A few things folks may wish to consider in this discussion about their apparent discontent with the first half of the season:
(1) Midlands used to be THE holiday tourney. PSU, Okie St, Cornell, Mizzou et al. made Southern Scuffle a solid (arguably better) competitor. But teams also have CKLV and Reno to choose from. And then the National Duals essentially shifted from mid/late January to the holiday season. PSU left the Scuffle for that option, and it was downhill from there for the Scuffle. Brands got pissed about Midlands being canceled last year, so Iowa had added yet another holiday tourney to the options. Look, this is really simple — there are simply too many options available
to teams to get in a good multi-day event before their conference dual season kicks in. There was no analogous spike in the number of D1 men’s wrestling teams to saturate all the excess opportunity. The field could only get watered down.
(2) If PSU put a dinged-up or injured guy on the mat for a holiday event and put himself at risk of a serious setback or even a season-ending, proverbial nail in the coffin, would you feel like that was a good, responsible decision by the staff to put him out there?
(3) Subjective, personal “boiling points” aside, where is the evidence that the sport of wrestling is being harmed by “ducking” and “non-participation”? Any empirical data to back up this claim? Dollars, butts in seats, number of competitors in the sport? Something other than “Well, I was looking forward to that prospective matchup and it didn’t happen, so I’m pissed”?
(4) I’ve been following college wrestling fairly closely for a little over 20 years, too — guys sitting unexpectedly is absolutely not anything new. See #1 above for what is new.
(5) As someone notes earlier, some cool stuff happened in November and December. And it usually does.

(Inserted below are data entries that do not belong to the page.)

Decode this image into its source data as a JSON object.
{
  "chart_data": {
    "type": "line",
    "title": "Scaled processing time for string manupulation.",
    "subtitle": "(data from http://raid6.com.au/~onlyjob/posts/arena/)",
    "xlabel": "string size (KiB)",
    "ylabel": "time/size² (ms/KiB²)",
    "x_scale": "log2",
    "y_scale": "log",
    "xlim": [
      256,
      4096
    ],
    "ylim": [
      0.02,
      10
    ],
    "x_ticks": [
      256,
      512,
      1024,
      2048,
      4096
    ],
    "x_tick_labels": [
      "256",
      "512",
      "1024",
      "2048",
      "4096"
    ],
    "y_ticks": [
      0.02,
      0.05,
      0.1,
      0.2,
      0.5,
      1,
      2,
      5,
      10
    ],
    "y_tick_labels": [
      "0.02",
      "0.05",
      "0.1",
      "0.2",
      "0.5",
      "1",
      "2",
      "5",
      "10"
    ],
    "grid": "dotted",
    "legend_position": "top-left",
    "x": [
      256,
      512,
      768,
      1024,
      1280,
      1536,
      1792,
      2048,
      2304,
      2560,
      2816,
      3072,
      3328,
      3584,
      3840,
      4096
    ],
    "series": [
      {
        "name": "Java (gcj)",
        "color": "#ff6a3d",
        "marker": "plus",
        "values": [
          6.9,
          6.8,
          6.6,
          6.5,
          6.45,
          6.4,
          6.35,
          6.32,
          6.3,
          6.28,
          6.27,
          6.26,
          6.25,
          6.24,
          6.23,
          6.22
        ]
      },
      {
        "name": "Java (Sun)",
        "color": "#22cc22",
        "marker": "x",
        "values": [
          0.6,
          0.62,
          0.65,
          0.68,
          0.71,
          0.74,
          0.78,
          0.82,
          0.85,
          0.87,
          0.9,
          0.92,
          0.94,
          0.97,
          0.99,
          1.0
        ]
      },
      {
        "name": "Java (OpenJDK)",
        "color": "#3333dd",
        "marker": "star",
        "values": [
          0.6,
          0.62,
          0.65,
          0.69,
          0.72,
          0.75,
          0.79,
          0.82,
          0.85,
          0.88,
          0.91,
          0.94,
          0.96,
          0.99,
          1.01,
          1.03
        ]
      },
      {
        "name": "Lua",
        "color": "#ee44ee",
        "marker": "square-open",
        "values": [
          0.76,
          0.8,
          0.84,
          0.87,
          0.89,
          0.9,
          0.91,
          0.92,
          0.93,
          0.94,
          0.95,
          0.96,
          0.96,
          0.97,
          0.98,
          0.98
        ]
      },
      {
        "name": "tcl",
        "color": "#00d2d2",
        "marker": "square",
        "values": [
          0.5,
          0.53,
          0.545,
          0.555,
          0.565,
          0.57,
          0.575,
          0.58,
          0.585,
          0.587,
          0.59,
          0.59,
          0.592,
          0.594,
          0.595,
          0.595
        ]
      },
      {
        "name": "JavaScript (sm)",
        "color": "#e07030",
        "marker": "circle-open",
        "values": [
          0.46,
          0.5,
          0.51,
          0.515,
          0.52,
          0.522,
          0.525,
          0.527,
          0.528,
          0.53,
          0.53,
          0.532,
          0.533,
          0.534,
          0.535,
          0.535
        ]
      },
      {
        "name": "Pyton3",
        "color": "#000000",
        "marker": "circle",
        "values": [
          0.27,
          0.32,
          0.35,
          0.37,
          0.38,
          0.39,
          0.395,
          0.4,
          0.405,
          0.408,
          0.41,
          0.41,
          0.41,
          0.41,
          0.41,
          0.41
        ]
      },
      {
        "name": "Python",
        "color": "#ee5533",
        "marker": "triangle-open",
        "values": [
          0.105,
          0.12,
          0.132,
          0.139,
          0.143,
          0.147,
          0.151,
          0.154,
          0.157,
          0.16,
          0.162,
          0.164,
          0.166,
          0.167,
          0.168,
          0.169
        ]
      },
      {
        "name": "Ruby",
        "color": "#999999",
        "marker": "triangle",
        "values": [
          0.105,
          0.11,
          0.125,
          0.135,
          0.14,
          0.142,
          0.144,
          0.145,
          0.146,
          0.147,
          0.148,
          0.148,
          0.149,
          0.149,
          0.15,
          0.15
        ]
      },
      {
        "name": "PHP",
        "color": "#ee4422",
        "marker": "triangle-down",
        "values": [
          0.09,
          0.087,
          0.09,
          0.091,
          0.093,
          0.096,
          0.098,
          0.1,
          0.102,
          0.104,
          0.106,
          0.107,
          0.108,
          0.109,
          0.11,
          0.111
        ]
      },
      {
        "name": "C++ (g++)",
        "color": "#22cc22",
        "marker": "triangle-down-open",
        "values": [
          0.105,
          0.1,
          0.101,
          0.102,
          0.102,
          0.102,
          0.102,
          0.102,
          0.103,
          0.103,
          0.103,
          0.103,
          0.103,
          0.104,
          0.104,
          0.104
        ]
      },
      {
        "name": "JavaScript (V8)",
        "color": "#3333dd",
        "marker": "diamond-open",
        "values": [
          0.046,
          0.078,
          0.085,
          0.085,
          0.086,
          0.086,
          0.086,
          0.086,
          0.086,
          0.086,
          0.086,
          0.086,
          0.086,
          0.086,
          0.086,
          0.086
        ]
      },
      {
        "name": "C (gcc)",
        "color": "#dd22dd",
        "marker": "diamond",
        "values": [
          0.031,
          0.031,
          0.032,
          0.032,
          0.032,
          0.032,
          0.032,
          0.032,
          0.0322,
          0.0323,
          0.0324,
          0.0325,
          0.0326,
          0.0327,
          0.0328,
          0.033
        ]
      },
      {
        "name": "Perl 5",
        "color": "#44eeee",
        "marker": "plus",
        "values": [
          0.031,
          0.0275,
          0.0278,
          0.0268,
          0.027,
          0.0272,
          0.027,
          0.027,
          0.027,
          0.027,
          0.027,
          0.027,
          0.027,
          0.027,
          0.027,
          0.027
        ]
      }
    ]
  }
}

(6) Wrestlers are starting younger, training hard younger, competing all over the place younger, and coming into college more battle-tested than ever. Perhaps the toll on the body is showing up sooner. The days of 30-40 match seasons in college are long gone and not coming back.
Anyway, I think people should remember that most spectators of the sport are family, friends, former wrestlers, and diehard fans. It’s been that way a long time. Casual fans come and go, and I really doubt the “non-participation” epidemic is really as bad as some are making it out to be. When Nationals can’t sell out and sees a substantial reduction in television coverage, then maybe I’ll raise a concerned eyebrow. I think the trajectory is still upward, though.